Frédéric Denhez, auteur du livre « Le Bio au risque de se perdre » (Buchet Chastel), a identifié les menaces qui pèsent sur l’avenir du bio.

Pourquoi le bio risque-t-il de se perdre ?
Il risque de se perdre s’il n’arrive pas à affronter la crise de croissance qui devrait lui profiter parce que le marché s’ouvre, enfin, à lui, après 45 ans de militantisme. Mais, en même temps, il est confronté à des contradictions internes. Le monde du bio est un monde essentiellement militant qui a du mal avec l’argent et la professionnalisation. La passation des entreprises n’a pas été anticipée. Leurs dirigeants se retrouvent dans l’incapacité de céder leur entreprise sans être certains que la philosophie initiale ne sera pas galvaudée par un repreneur issu du monde financier. Deuxièmement, le bio risque de se perdre s’il se résume définitivement à un cahier des charges qui n’est pas très restrictif. Il dit aux producteurs qu’ils doivent faire attention à tout mais leur seule obligation, finalement, est de ne pas utiliser de pesticides. Du coup, il n’est pas une grande menace pour la distribution qui, son modèle économique s’effondrant, essaie de transformer le bio en nouveau conventionnel ou en marché de niche très rémunérateur.
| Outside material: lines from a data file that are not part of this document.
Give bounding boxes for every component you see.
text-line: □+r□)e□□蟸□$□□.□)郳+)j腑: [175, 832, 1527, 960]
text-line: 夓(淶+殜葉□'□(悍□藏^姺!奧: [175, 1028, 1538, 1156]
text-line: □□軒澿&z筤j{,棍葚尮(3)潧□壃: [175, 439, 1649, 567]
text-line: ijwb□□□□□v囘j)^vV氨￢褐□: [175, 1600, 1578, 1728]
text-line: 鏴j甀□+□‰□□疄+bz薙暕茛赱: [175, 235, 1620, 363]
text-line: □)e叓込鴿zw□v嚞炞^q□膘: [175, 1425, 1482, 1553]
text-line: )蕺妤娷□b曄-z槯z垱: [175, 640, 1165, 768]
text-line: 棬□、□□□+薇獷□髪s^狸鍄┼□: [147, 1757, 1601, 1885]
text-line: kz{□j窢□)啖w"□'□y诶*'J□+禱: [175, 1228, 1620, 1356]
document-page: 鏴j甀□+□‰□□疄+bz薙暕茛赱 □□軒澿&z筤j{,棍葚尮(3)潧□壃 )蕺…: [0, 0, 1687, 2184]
Le danger, c’est donc que le modèle conventionnel soit transposé au bio ?
Exactement. Normalement, le bio rémunère très bien les producteurs tant que ce sont eux qui forment les prix. La filière bovine, par exemple, est encore aux mains des éleveurs, la demande est tellement énorme que la grande distribution est obligée de passer par eux. Dans toutes les productions pour lesquelles il y aura un besoin qui ne sera pas assuré seulement par les agriculteurs français, la grande distribution fera jouer la concurrence et tirera les prix vers le bas. La seule façon d’équilibrer les rapports, c’est la contractualisation. Propos recueillis par F. L. G.
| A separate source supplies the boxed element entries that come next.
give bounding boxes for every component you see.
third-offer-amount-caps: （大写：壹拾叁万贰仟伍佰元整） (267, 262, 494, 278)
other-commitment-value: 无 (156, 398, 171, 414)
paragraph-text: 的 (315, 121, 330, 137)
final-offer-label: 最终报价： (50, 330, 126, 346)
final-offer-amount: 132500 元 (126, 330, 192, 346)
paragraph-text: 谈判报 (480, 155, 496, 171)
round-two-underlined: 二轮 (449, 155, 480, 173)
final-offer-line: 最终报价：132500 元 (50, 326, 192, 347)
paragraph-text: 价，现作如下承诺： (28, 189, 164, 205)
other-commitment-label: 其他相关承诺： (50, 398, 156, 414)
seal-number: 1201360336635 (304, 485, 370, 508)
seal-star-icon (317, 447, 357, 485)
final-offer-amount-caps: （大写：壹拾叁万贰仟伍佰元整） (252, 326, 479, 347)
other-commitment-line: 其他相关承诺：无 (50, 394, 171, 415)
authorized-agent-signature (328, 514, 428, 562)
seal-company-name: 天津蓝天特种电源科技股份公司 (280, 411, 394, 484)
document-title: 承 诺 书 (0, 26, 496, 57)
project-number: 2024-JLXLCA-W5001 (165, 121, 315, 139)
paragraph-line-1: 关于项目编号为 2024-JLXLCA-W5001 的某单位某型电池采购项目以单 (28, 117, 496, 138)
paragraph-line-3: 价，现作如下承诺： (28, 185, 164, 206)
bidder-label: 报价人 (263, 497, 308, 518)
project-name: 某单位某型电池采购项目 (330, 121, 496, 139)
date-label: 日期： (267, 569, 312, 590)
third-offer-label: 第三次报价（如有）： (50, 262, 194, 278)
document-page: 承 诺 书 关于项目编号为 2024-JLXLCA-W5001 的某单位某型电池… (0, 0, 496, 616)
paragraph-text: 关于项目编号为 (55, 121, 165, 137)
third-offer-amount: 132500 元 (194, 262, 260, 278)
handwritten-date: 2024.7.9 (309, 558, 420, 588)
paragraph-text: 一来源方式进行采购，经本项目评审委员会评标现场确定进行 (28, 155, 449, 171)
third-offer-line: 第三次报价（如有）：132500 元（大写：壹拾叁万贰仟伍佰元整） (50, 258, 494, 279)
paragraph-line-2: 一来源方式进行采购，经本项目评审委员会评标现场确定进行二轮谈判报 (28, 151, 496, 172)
Un éleveur bio : « Des partenariats mais pas à n’importe quel prix »

Patrick Guillerme, 57 ans, est éleveur laitier à Theix, dans le Morbihan, depuis 1985 (en bio depuis 1992). Il estime que développement du bio et grande distribution ne sont pas incompatibles. « La grande distribution n’est pas homogène. Chaque enseigne a sa stratégie, sa philosophie. Certaines, c’est clairement le prix le plus bas. D’autres ne sont pas sur la même longueur d’ondes et, depuis des années, aident des producteurs, en particulier laitiers, à se convertir en bio. Il y a d’autres exemples de ce type qui montrent qu’il peut y avoir des partenariats intelligents qui vont au-delà de la logique du rapport de forces », affirme Patrick Guillerme, qui exploite, avec ses deux frères et, depuis peu, un neveu, une ferme de 115 hectares (dont 107 en herbe). Les 70 laitières assurent une production de 300.000 litres par an, les 350.000 étant visés à l’horizon 2020.

Respecter l’équilibre

Des partenariats, soit. Mais pas à n’importe quel prix, insiste l’éleveur. Le Morbihannais estime que l’expansion du bio repose sur des relations équilibrées entre les partenaires, « basées sur un cahier des charges exigeant, visant à une augmentation constante de la qualité. L’équilibre doit aussi être maintenu en matière de distribution, entre la vente directe, de proximité (marchés), les magasins spécialisés (type Biocoop) et la GMS (grande et moyenne surface) afin qu’aucun acteur ne soit hyper dominant. Ce n’est que si ces conditions sont respectées que l’engagement de la grande distribution peut être une chance pour le développement du bio ».

Un contrat de confiance

Car le contexte a changé : la grande distribution est fragilisée et les adeptes du bio plus nombreux : « Quand on a commencé, nous ne représentions que 1 % des agriculteurs. Nous atteignons les 8 %, désormais en Bretagne, et bientôt (2020) 10 %. 2.625 fermes bretonnes travaillent en bio (+ 13 % en un an) soit le triple en dix ans. » Ces chiffres traduisent également les nouvelles attentes des consommateurs : « Pour 60 %, faire ses courses en grande surface est devenu une corvée et ils réclament un lien direct avec le consommateur. Par ailleurs, pour 70 % d’entre eux (50 %, il y a dix ans), le prix bas n’est plus l’élément déterminant ». Le succès des magasins bio le démontre. Mais, tempère Patrick Guillerme, « la clé du développement du bio réside dans ce contrat de confiance avec le consommateur. À nous tous de faire en sorte de le conserver. Le jour où on le perd, c’est la fin ».
Hervé Queillé

Le bio, c’est quoi ?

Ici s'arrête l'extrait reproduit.